Loving and Hating Twitter
I’m becoming more of a fan of Twitter as more of my offline friends join up. (You may recall my discussion about this in my post, “Twitter suddenly becomes relevant“)
I find myself both loving Twitter for its updatey brevity and hating it for it’s annoyingness. (Yes, it’s a word) I thought I’d share some of my loves and hates about the way people post on Twitter. Not much point, I know, but perhaps you have the same reactions and we can help each other through.
Loves
- Personal information. What are you thinking? How’s your day? Share a bit of your pysche! Example: “My grandfather was a radioman in WW2. My dad gave me his training manual last Xmas. I only knew him when he was very sick and I was little.”
- A view into other people’s discussions. Example: ” wow this new keyboard rocks!! @purplelime you are really gonna like it!”
- Sharing of things that are interesting, but too short for any other context. Example: “wow you really have to see those new iMacs in person, they are awesome, I want a new keyboard” Cool! “Common Craft” just got a delivery from 1800 flowers. a pomegranate bonsai. no card or name. Thank you Internets!”
Hates
- People who Twitter in third person. Example: “JimBob is feeling lonely after his parapet left his side”
- Not thinking about the stream, using Twitter stream to communicate a specific message to a specific person. Take it to email, punk. Example: “not sure jesse, mine seems to working fine. are you spelling it right?!!”
- Overload. Seriously, we don’t need to know absolutely everything you’re thinking/feeling/doing. Sometimes a little mystery is a good thing. Ask Scooby. Example: “I’m eating a piece of fudge.”
- Running tally of your daily schedule. Example: “Good morning, Twitterland.” or Example: “I’m going to bed, see you tomorrow Tweety friends!!”
Yes, I know that Twitter is a subjective thing, and as such my loves/hates may be completely different than yours. But there are mine… what you about you?
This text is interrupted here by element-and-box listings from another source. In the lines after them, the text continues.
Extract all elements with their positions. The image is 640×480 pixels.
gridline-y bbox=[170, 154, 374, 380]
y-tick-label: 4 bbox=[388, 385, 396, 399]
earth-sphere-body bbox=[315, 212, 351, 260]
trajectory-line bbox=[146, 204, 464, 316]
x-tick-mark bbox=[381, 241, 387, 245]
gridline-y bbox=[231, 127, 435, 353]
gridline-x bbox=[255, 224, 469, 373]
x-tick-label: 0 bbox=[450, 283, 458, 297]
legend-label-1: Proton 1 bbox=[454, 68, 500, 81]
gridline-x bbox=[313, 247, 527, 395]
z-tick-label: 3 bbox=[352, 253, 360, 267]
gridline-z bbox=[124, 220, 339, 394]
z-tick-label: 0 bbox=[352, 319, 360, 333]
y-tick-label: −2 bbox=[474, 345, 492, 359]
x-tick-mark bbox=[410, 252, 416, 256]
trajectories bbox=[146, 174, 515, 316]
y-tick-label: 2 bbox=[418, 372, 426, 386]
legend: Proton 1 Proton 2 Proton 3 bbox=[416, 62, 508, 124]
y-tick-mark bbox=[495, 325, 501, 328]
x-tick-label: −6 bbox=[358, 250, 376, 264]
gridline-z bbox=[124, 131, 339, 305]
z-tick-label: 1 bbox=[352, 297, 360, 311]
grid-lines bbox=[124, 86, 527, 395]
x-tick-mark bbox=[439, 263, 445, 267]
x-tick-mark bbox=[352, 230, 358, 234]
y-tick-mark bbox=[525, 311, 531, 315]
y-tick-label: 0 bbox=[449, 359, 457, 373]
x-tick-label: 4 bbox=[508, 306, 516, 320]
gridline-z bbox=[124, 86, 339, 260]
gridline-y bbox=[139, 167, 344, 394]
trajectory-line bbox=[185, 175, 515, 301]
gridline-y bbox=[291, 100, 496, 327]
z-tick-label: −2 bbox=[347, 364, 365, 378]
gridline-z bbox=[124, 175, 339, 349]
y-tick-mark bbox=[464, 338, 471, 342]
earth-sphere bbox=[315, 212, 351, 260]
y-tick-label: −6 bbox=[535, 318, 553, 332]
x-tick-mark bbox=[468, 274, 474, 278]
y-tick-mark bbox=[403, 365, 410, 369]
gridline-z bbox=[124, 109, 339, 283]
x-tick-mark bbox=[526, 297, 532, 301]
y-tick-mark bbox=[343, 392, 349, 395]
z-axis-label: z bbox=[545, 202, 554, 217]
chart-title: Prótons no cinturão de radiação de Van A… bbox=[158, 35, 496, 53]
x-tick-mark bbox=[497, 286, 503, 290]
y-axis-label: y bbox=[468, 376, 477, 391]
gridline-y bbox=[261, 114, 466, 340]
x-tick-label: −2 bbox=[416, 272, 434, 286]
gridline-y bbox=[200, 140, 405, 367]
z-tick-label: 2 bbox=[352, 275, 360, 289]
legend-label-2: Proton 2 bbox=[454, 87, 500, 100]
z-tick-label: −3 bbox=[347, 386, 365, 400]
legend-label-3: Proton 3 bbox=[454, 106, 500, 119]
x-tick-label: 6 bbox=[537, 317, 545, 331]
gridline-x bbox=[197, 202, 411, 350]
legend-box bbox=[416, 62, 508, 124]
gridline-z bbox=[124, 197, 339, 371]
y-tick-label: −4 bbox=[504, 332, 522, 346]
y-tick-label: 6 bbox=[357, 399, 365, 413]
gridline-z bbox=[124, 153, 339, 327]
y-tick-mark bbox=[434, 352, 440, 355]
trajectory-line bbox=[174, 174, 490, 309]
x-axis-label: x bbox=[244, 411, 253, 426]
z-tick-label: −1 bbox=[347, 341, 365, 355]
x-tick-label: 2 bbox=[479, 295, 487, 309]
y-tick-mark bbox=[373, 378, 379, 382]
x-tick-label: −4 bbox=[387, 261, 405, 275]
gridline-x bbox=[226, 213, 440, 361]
I disagree on the “I’m eating a piece of fudge.” criticism. Those moments embed more meaning in personal circles than they might just looking at it out of context. I like the minutia for two reasons. First, because I keep my twitter stream to just those people I know (online and off), the meaning-making isn’t diluted and the interruptions are manageable. The second reason is due to the way I interact with Twitter: almost exclusively through Twitterrific. The desktop app brings me each tweet in a gentle, pleasant way and then goes away. No further interaction required. That makes a huge difference.
I’m not a big fan of Tweets being used as lengthy discussion, but it is a nice effect that Twitter allows someone to post how they are feeling or ask a question and have responses from those who read it. These tweets ideally should stand alone to some degree, particularly because the other value is to look at the individual posts as an individual stream, to see a chronicle of your own life. The responses tend to lose context quickly.